Sans Orphée ni Eurydice mais avec Chœur à Angers Nantes Opéra
Comme point de départ, le chorégraphe a choisi les passages uniquement interprétés par le chœur dans Orphée et Eurydice de Christoph Willibald Gluck dans la version parisienne de 1774, où le chœur est essentiel, tout comme la danse. Gluck s’affirme en effet comme un réformateur, unifiant les arts. Le chœur assume donc la narration du drame, endossant tour à tour le rôle des bergers et des nymphes dans l’acte I (vêtus de la couleur noire du deuil), des spectres et des furies (habillés pour certains d’un t-shirt jaune), puis des ombres heureuses dans l’acte II et de nouveau des bergers et des nymphes, palliant l’absence des protagonistes (d’où le titre Sans Orphée ni Eurydice), le tout accompagné non par un orchestre mais par une pianiste.
Michael Phellipeau propose une lecture facile du drame, le divisant en 4 passages, chacun rattaché à une humeur : tristesse, fureur, félicité et joie. La progression dans les couleurs, du noir au jaune accentue ces humeurs (le jaune poussin étant la couleur fétiche du chorégraphe, en mémoire à son père, fan de l’équipe de foot nantaise, les canaris). Des chanteurs en avant-scène prennent la parole au début de chaque passage pour raconter ce qui va se passer ou ce qui s’est passé. Des pancartes jaunes remplacent Orphée dans l’acte II, alors en dialogue avec le chœur. Des pointes d’humour (décalé) s’ajoutent aussi, comme cette référence au chant orné d’Orphée en inscrivant sur une pancarte “malheu-eu-eu-r” ou ce clin d’œil régional avec une ronde des furies proche d’une danse de fest-noz, ou bien encore cette parodie d’une bande de joyeux fêtards tout droit sortis d’un club de vacances pour interpréter le dernier chœur. Chaque acte est aussi ponctué d’un morceau de l’album Reflektor (sorti en 2013 par le groupe pop-électronique Arcade Fire), réfléchissant aux échos contemporains de cette œuvre notamment avec la dernière It's Never Over (Oh Orpheus), et les danseurs envahissent le plateau devenu dance-floor.

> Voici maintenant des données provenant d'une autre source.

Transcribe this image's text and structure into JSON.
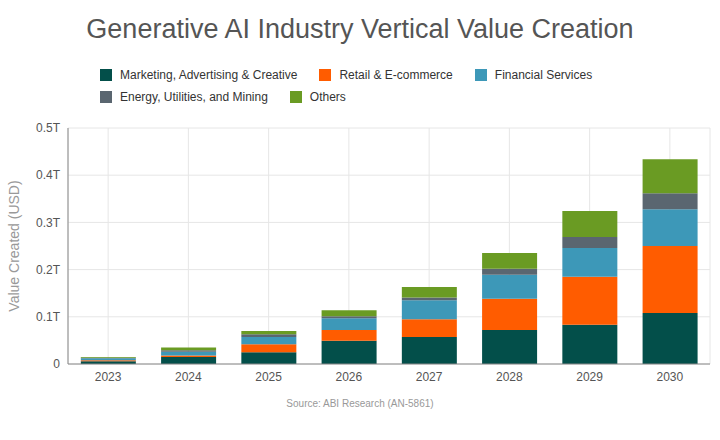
{
  "chart_data": {
    "type": "bar",
    "title": "Generative AI Industry Vertical Value Creation",
    "y_label": "Value Created (USD)",
    "annotation": "Source: ABI Research (AN-5861)",
    "categories": [
      "2023",
      "2024",
      "2025",
      "2026",
      "2027",
      "2028",
      "2029",
      "2030"
    ],
    "series": [
      {
        "name": "Marketing, Advertising & Creative",
        "color": "#034f4a",
        "values": [
          0.006,
          0.015,
          0.025,
          0.049,
          0.057,
          0.072,
          0.083,
          0.108
        ]
      },
      {
        "name": "Retail & E-commerce",
        "color": "#ff5c00",
        "values": [
          0.002,
          0.003,
          0.017,
          0.023,
          0.038,
          0.066,
          0.102,
          0.142
        ]
      },
      {
        "name": "Financial Services",
        "color": "#3d98b8",
        "values": [
          0.004,
          0.008,
          0.015,
          0.025,
          0.04,
          0.051,
          0.061,
          0.078
        ]
      },
      {
        "name": "Energy, Utilities, and Mining",
        "color": "#5a6670",
        "values": [
          0.001,
          0.003,
          0.006,
          0.004,
          0.006,
          0.013,
          0.023,
          0.034
        ]
      },
      {
        "name": "Others",
        "color": "#6a9b23",
        "values": [
          0.002,
          0.006,
          0.007,
          0.013,
          0.022,
          0.033,
          0.055,
          0.072
        ]
      }
    ],
    "ylim": [
      0,
      0.5
    ],
    "yticks": [
      0,
      {
        "value": 0.1,
        "label": "0.1T"
      },
      {
        "value": 0.2,
        "label": "0.2T"
      },
      {
        "value": 0.3,
        "label": "0.3T"
      },
      {
        "value": 0.4,
        "label": "0.4T"
      },
      {
        "value": 0.5,
        "label": "0.5T"
      }
    ],
    "stacked": true,
    "grid": true,
    "legend": "top"
  }
}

Mickaël Phelippeau propose des directives précises dans l’expression corporelle, véritable cheminement d’un chœur se mouvant en permanence, explorant l’espace, se croisant, s'enlaçant. Les yeux entrent dans la danse alors que les oreilles n’ont plus le monopole du chœur.

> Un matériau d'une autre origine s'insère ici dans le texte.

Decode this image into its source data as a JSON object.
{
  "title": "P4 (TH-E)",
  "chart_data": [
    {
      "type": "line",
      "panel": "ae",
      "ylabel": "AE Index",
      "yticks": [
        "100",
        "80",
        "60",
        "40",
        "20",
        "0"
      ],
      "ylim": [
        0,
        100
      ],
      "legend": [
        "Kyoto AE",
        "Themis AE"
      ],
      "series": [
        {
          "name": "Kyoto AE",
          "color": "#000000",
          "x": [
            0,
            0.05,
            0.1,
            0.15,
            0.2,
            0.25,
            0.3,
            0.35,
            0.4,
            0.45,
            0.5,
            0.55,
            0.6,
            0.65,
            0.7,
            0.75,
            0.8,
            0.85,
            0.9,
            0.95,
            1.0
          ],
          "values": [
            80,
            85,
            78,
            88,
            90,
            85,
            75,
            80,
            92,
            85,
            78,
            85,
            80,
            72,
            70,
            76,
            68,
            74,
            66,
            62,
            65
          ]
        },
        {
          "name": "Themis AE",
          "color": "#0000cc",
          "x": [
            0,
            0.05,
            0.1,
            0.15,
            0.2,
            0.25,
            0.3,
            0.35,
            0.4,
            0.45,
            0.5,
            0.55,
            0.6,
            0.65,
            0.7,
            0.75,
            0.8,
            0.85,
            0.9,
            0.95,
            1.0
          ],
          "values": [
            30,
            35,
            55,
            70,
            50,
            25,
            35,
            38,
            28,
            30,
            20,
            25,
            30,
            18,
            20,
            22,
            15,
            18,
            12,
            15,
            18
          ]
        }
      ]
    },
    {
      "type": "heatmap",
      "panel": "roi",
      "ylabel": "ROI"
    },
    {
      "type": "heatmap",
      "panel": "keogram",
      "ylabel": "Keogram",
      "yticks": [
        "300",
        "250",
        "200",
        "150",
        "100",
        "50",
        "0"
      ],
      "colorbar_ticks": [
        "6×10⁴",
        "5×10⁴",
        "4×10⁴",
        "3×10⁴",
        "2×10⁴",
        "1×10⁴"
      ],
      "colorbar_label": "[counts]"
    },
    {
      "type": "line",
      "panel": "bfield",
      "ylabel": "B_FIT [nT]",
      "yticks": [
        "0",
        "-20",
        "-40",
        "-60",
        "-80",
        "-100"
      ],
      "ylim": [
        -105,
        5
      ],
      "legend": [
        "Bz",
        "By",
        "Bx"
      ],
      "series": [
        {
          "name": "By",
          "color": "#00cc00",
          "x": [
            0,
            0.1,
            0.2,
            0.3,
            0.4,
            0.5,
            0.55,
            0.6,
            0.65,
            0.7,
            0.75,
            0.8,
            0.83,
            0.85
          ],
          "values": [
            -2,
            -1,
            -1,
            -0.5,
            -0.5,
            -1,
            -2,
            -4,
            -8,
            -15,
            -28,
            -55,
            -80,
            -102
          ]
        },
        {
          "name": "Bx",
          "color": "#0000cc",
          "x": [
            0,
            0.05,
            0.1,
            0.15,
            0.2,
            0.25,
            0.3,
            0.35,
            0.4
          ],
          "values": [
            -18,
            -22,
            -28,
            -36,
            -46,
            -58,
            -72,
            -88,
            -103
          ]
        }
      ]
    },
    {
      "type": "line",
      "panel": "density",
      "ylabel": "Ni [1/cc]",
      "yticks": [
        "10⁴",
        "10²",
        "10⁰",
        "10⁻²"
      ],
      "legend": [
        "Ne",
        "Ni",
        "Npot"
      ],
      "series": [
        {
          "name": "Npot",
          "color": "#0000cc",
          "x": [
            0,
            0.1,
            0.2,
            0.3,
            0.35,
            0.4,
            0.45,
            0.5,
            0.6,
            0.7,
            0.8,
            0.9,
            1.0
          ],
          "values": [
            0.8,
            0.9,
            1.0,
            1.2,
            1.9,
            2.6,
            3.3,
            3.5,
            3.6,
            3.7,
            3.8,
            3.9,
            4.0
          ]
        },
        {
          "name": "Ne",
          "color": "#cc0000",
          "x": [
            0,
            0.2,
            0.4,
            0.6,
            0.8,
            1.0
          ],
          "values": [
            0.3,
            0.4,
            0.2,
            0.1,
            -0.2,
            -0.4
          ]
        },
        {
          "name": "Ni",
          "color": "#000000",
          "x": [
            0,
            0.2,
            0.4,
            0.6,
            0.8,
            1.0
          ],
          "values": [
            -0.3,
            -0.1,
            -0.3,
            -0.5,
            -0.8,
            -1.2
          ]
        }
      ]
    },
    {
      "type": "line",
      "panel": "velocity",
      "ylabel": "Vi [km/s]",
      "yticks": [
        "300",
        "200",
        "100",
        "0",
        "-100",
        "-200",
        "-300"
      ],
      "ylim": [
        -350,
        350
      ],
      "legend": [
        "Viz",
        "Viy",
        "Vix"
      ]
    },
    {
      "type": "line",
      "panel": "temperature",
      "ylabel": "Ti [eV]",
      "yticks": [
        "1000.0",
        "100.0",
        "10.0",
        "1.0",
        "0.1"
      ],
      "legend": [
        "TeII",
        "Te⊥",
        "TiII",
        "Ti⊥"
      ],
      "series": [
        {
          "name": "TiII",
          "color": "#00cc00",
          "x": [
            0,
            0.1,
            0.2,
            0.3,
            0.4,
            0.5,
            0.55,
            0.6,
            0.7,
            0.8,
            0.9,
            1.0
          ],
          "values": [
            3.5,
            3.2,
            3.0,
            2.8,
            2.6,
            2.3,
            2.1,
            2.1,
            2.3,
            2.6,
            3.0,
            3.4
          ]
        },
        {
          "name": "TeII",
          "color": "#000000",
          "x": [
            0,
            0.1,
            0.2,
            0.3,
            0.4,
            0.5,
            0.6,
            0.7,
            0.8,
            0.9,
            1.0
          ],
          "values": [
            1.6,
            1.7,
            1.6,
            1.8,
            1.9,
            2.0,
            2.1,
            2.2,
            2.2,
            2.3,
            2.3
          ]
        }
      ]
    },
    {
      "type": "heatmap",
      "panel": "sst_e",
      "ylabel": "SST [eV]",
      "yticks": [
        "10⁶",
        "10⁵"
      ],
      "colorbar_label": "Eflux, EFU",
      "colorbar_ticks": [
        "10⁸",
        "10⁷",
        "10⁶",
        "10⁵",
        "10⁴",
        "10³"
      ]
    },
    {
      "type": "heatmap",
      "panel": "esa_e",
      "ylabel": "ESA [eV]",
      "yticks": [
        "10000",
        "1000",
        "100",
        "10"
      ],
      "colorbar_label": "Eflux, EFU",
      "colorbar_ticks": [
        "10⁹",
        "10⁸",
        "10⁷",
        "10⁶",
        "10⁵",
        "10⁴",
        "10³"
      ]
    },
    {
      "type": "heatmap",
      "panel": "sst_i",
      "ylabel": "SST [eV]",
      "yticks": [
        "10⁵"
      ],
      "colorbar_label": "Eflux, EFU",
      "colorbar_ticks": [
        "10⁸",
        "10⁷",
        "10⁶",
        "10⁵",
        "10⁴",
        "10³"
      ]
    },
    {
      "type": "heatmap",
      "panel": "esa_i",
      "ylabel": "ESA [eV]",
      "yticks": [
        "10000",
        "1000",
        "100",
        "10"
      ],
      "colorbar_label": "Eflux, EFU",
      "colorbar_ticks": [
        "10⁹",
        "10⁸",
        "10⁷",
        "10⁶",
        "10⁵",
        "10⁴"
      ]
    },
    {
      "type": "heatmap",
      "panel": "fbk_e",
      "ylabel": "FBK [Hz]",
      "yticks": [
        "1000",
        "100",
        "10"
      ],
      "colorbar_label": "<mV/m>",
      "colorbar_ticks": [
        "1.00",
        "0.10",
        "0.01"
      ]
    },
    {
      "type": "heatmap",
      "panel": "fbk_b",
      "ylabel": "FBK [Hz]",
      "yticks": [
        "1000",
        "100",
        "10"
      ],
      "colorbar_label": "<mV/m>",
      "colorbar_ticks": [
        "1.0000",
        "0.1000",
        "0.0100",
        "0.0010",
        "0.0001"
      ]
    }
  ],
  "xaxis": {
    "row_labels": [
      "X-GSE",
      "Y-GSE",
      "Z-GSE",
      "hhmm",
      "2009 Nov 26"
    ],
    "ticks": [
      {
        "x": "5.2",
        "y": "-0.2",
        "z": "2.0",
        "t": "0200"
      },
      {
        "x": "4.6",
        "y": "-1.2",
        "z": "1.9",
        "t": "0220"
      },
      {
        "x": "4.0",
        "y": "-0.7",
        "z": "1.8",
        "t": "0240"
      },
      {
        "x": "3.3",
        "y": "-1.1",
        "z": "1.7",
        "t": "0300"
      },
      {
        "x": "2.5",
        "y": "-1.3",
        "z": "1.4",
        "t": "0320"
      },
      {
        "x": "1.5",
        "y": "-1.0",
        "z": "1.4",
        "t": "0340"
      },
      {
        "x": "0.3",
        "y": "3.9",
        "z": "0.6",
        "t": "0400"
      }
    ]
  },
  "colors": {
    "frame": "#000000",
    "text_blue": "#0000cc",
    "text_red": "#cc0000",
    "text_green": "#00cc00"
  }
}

C’est aussi un travail de découverte sur la relation entre personnes (ce qu’affectionne le chorégraphe), l’aventure d’un groupe qui se réinvente, endosse des fonctions inhabituelles sous l’œil attentif et bienveillant du chorégraphe. L’expérience humaine est palpable par une volonté de valorisation de la personne, comme ce baryton jouant un poignant solo de flûte à bec ou encore ces quatre chanteurs introduisant par la parole chaque acte.

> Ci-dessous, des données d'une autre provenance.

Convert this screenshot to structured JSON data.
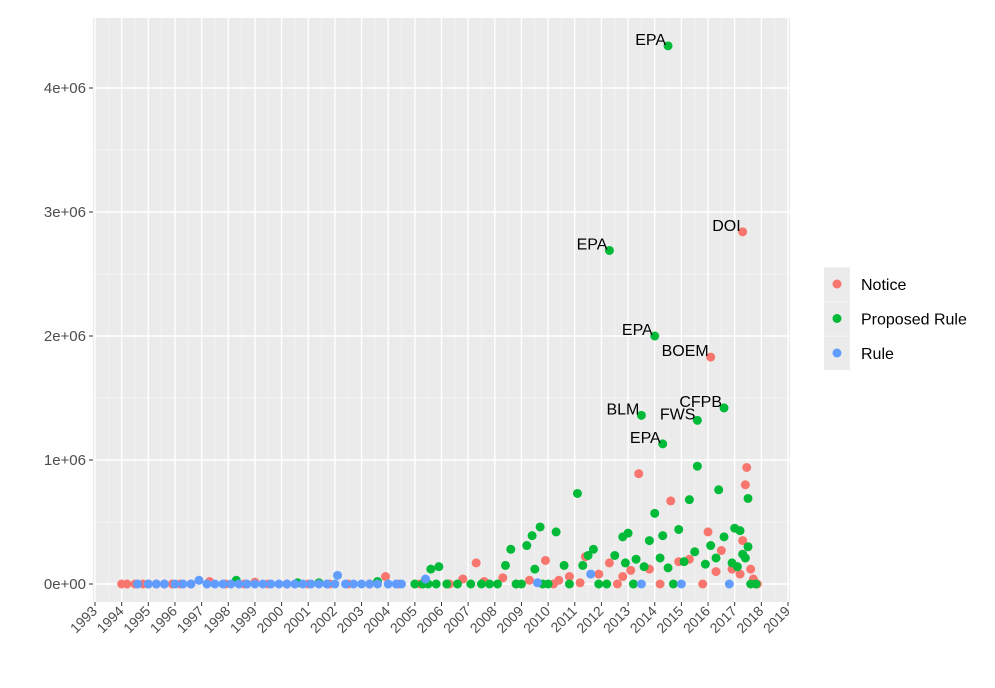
{
  "chart_data": {
    "type": "scatter",
    "title": "",
    "xlabel": "",
    "ylabel": "",
    "xlim": [
      1993,
      2019
    ],
    "ylim": [
      -50000,
      4350000
    ],
    "x_ticks": [
      1993,
      1994,
      1995,
      1996,
      1997,
      1998,
      1999,
      2000,
      2001,
      2002,
      2003,
      2004,
      2005,
      2006,
      2007,
      2008,
      2009,
      2010,
      2011,
      2012,
      2013,
      2014,
      2015,
      2016,
      2017,
      2018,
      2019
    ],
    "x_tick_labels": [
      "1993",
      "1994",
      "1995",
      "1996",
      "1997",
      "1998",
      "1999",
      "2000",
      "2001",
      "2002",
      "2003",
      "2004",
      "2005",
      "2006",
      "2007",
      "2008",
      "2009",
      "2010",
      "2011",
      "2012",
      "2013",
      "2014",
      "2015",
      "2016",
      "2017",
      "2018",
      "2019"
    ],
    "y_ticks": [
      0,
      1000000,
      2000000,
      3000000,
      4000000
    ],
    "y_tick_labels": [
      "0e+00",
      "1e+06",
      "2e+06",
      "3e+06",
      "4e+06"
    ],
    "grid": true,
    "panel_background": "#ebebeb",
    "legend": {
      "position": "right",
      "entries": [
        {
          "label": "Notice",
          "color": "#f8766d"
        },
        {
          "label": "Proposed Rule",
          "color": "#00ba38"
        },
        {
          "label": "Rule",
          "color": "#619cff"
        }
      ]
    },
    "series": [
      {
        "name": "Notice",
        "color": "#f8766d",
        "points": [
          [
            1994.0,
            0
          ],
          [
            1994.2,
            0
          ],
          [
            1994.5,
            0
          ],
          [
            1994.8,
            0
          ],
          [
            1995.0,
            0
          ],
          [
            1995.3,
            0
          ],
          [
            1995.6,
            0
          ],
          [
            1995.9,
            0
          ],
          [
            1996.2,
            0
          ],
          [
            1996.6,
            0
          ],
          [
            1997.3,
            20000
          ],
          [
            1997.9,
            0
          ],
          [
            1998.6,
            0
          ],
          [
            1999.0,
            15000
          ],
          [
            1999.5,
            0
          ],
          [
            2000.2,
            0
          ],
          [
            2001.0,
            0
          ],
          [
            2001.8,
            0
          ],
          [
            2002.5,
            0
          ],
          [
            2003.3,
            0
          ],
          [
            2003.9,
            60000
          ],
          [
            2004.4,
            0
          ],
          [
            2005.2,
            0
          ],
          [
            2006.3,
            0
          ],
          [
            2006.8,
            40000
          ],
          [
            2007.3,
            170000
          ],
          [
            2007.6,
            20000
          ],
          [
            2008.3,
            50000
          ],
          [
            2008.8,
            0
          ],
          [
            2009.3,
            30000
          ],
          [
            2009.9,
            190000
          ],
          [
            2010.4,
            30000
          ],
          [
            2010.8,
            60000
          ],
          [
            2011.2,
            10000
          ],
          [
            2011.4,
            220000
          ],
          [
            2011.9,
            80000
          ],
          [
            2012.3,
            170000
          ],
          [
            2012.8,
            60000
          ],
          [
            2013.1,
            110000
          ],
          [
            2013.4,
            890000
          ],
          [
            2013.8,
            120000
          ],
          [
            2014.2,
            0
          ],
          [
            2014.6,
            670000
          ],
          [
            2014.9,
            180000
          ],
          [
            2015.3,
            200000
          ],
          [
            2015.8,
            0
          ],
          [
            2016.0,
            420000
          ],
          [
            2016.3,
            100000
          ],
          [
            2016.5,
            270000
          ],
          [
            2016.9,
            120000
          ],
          [
            2017.2,
            80000
          ],
          [
            2017.3,
            350000
          ],
          [
            2017.4,
            800000
          ],
          [
            2017.45,
            940000
          ],
          [
            2017.6,
            120000
          ],
          [
            2017.7,
            40000
          ],
          [
            2017.8,
            0
          ],
          [
            2017.85,
            0
          ],
          [
            2012.6,
            0
          ],
          [
            2010.2,
            0
          ]
        ]
      },
      {
        "name": "Proposed Rule",
        "color": "#00ba38",
        "points": [
          [
            1998.3,
            30000
          ],
          [
            2000.6,
            10000
          ],
          [
            2001.4,
            10000
          ],
          [
            2003.6,
            20000
          ],
          [
            2005.0,
            0
          ],
          [
            2005.3,
            0
          ],
          [
            2005.5,
            0
          ],
          [
            2005.6,
            120000
          ],
          [
            2005.8,
            0
          ],
          [
            2005.9,
            140000
          ],
          [
            2006.2,
            0
          ],
          [
            2006.6,
            0
          ],
          [
            2007.1,
            0
          ],
          [
            2007.5,
            0
          ],
          [
            2007.8,
            0
          ],
          [
            2008.1,
            0
          ],
          [
            2008.4,
            150000
          ],
          [
            2008.6,
            280000
          ],
          [
            2008.8,
            0
          ],
          [
            2009.0,
            0
          ],
          [
            2009.2,
            310000
          ],
          [
            2009.4,
            390000
          ],
          [
            2009.5,
            120000
          ],
          [
            2009.7,
            460000
          ],
          [
            2009.8,
            0
          ],
          [
            2010.0,
            0
          ],
          [
            2010.3,
            420000
          ],
          [
            2010.6,
            150000
          ],
          [
            2010.8,
            0
          ],
          [
            2011.1,
            730000
          ],
          [
            2011.3,
            150000
          ],
          [
            2011.5,
            230000
          ],
          [
            2011.7,
            280000
          ],
          [
            2011.9,
            0
          ],
          [
            2012.2,
            0
          ],
          [
            2012.5,
            230000
          ],
          [
            2012.8,
            380000
          ],
          [
            2012.9,
            170000
          ],
          [
            2013.0,
            410000
          ],
          [
            2013.2,
            0
          ],
          [
            2013.3,
            200000
          ],
          [
            2013.6,
            140000
          ],
          [
            2013.8,
            350000
          ],
          [
            2014.0,
            570000
          ],
          [
            2014.2,
            210000
          ],
          [
            2014.3,
            390000
          ],
          [
            2014.5,
            130000
          ],
          [
            2014.7,
            0
          ],
          [
            2014.9,
            440000
          ],
          [
            2015.1,
            180000
          ],
          [
            2015.3,
            680000
          ],
          [
            2015.5,
            260000
          ],
          [
            2015.6,
            950000
          ],
          [
            2015.9,
            160000
          ],
          [
            2016.1,
            310000
          ],
          [
            2016.3,
            210000
          ],
          [
            2016.4,
            760000
          ],
          [
            2016.6,
            380000
          ],
          [
            2016.9,
            170000
          ],
          [
            2017.0,
            450000
          ],
          [
            2017.1,
            140000
          ],
          [
            2017.2,
            430000
          ],
          [
            2017.3,
            240000
          ],
          [
            2017.4,
            210000
          ],
          [
            2017.5,
            690000
          ],
          [
            2017.5,
            300000
          ],
          [
            2017.6,
            0
          ],
          [
            2017.8,
            0
          ]
        ]
      },
      {
        "name": "Rule",
        "color": "#619cff",
        "points": [
          [
            1994.6,
            0
          ],
          [
            1995.0,
            0
          ],
          [
            1995.3,
            0
          ],
          [
            1995.6,
            0
          ],
          [
            1996.0,
            0
          ],
          [
            1996.3,
            0
          ],
          [
            1996.6,
            0
          ],
          [
            1996.9,
            30000
          ],
          [
            1997.2,
            0
          ],
          [
            1997.5,
            0
          ],
          [
            1997.8,
            0
          ],
          [
            1998.1,
            0
          ],
          [
            1998.4,
            0
          ],
          [
            1998.7,
            0
          ],
          [
            1999.0,
            0
          ],
          [
            1999.3,
            0
          ],
          [
            1999.6,
            0
          ],
          [
            1999.9,
            0
          ],
          [
            2000.2,
            0
          ],
          [
            2000.5,
            0
          ],
          [
            2000.8,
            0
          ],
          [
            2001.1,
            0
          ],
          [
            2001.4,
            0
          ],
          [
            2001.7,
            0
          ],
          [
            2002.0,
            0
          ],
          [
            2002.1,
            70000
          ],
          [
            2002.4,
            0
          ],
          [
            2002.7,
            0
          ],
          [
            2003.0,
            0
          ],
          [
            2003.3,
            0
          ],
          [
            2003.6,
            0
          ],
          [
            2004.0,
            0
          ],
          [
            2004.3,
            0
          ],
          [
            2004.5,
            0
          ],
          [
            2005.4,
            40000
          ],
          [
            2009.6,
            10000
          ],
          [
            2011.6,
            80000
          ],
          [
            2013.5,
            0
          ],
          [
            2015.0,
            0
          ],
          [
            2016.8,
            0
          ]
        ]
      }
    ],
    "annotations": [
      {
        "label": "EPA",
        "x": 2014.5,
        "y": 4340000,
        "series": "Proposed Rule"
      },
      {
        "label": "EPA",
        "x": 2012.3,
        "y": 2690000,
        "series": "Proposed Rule"
      },
      {
        "label": "DOI",
        "x": 2017.3,
        "y": 2840000,
        "series": "Notice"
      },
      {
        "label": "EPA",
        "x": 2014.0,
        "y": 2000000,
        "series": "Proposed Rule"
      },
      {
        "label": "BOEM",
        "x": 2016.1,
        "y": 1830000,
        "series": "Notice"
      },
      {
        "label": "CFPB",
        "x": 2016.6,
        "y": 1420000,
        "series": "Proposed Rule"
      },
      {
        "label": "BLM",
        "x": 2013.5,
        "y": 1360000,
        "series": "Proposed Rule"
      },
      {
        "label": "FWS",
        "x": 2015.6,
        "y": 1320000,
        "series": "Proposed Rule"
      },
      {
        "label": "EPA",
        "x": 2014.3,
        "y": 1130000,
        "series": "Proposed Rule"
      }
    ]
  }
}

Le chorégraphe-plasticien connaît toutefois peu l’univers de l’opéra et des chanteurs lyriques. En plaçant Xavier Ribes (le chef de chœur) sur le côté, il met en difficulté l’ensemble des chanteurs, qui ne peuvent pas voir sa direction pourtant affirmée. En résultent des problèmes de départ souvent imprécis et de stabilité. Les choristes absorbés par la gestique et les déplacements (l’auditoire les entend compter lorsqu’ils ne chantent pas) en délaissent l’écoute de l’autre, essentielle à la chorale. Des voix plus vibrées que d’autres plus fortes entraînent déséquilibre et manque d’homogénéité. Les parties chantées restent trop souvent imprécises, peu nuancées alors que le chœur des furies ralentit en raison des déplacements imposés (l’application des artistes en vient à les desservir). Les voix des ombres heureuses deviennent perçantes et très vibrées, à l’inverse de ce qui est demandé par Gluck (douceur et calme). Plus le spectacle avance, plus l’exercice devient périlleux car le soutien vocal est fragilisé par l’essoufflement lié la performance physique (que chacun gère différemment).
Musicalement, l’émotion surgit donc davantage dans le jeu expressif de la pianiste Hélène Peyrat, offrant des pages instrumentales où la précision et les nuances des phrasés sont perceptibles.
Le public applaudit, mais avec modération, toute l’équipe artistique et cette exploration d’un être artistique hybride entre chant et danse.